Nouvelles formes de travail
21 Mar 2025
La séance du 19 mars 2025 était consacrée à la thématique : Les nouvelles formes de travail (New Ways of Working – NWOW) animée par Laurent Taskin, professeur à l’Université de Louvain et directeur de la Chaire Management humain et société.
Lien vers la présentation de Laurent Taskin
1/ Les NWOW (New Ways of Working)
Originellement produit de Microsoft (new world of work) le NWOW est un mélange qui peut paraitre hétéroclite de différentes pratiques qui ne sont pas nouvelles :flexibilité organisationnelle ,des modes de management, temporelle et des espaces de travail qualité totale… C’est « un mix organisationnel de pratiques qui ne sont pas neuves de flexibilité du temps , de l’espace, d’organisation du travail et de management dont la mise en œuvre est facilitée par les technologies de l’information et de la communication s’inscrivant dans un mouvement visant à rendre l’entreprise plus transparente, démocratique et collaborative »

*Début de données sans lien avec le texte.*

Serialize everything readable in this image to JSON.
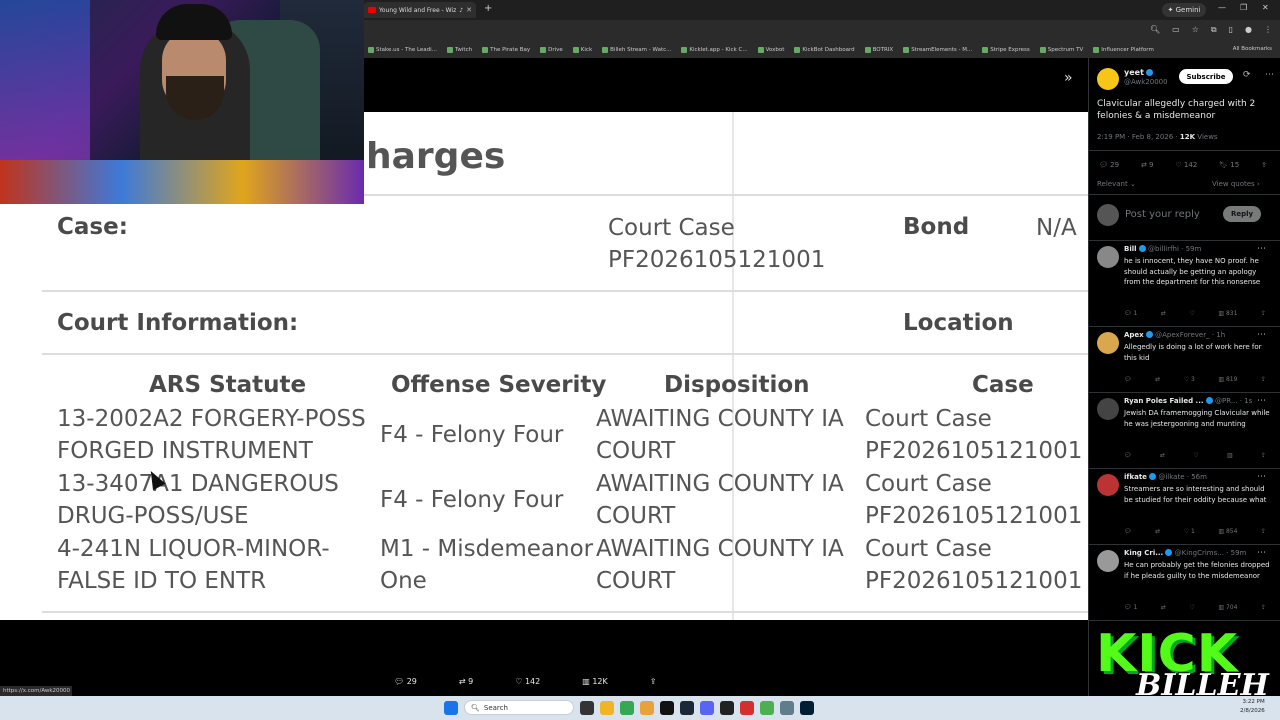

Ce qui est nouveau c’est que cette recherche de flexibilité est devenue une philosophie managériale, une vision de l’humain. Via les NWOW c’est l’ensemble de l’organisation de l’entreprise qui est questionné.
En matière d’innovation managériale, par exemple le Management par objectif (MBO) dans les années 1950, a reposé sur une vision de l’être humain ,une anthropologie, qui désignait trois principes : 1-définition des objectifs ; 2-autonomie nécessaire ;3- contrôle a posteriori. Ce qu’il en reste aujourd’hui est que seuls les points 1 et 3 ont été mis en œuvre .La qualité totale dans les années 1980 visait à confier l’innovation sur la qualité aux salariés eux-mêmes et non à la hiérarchie. Il en reste aujourd’hui une fonction d’administration bureaucratique de la qualité.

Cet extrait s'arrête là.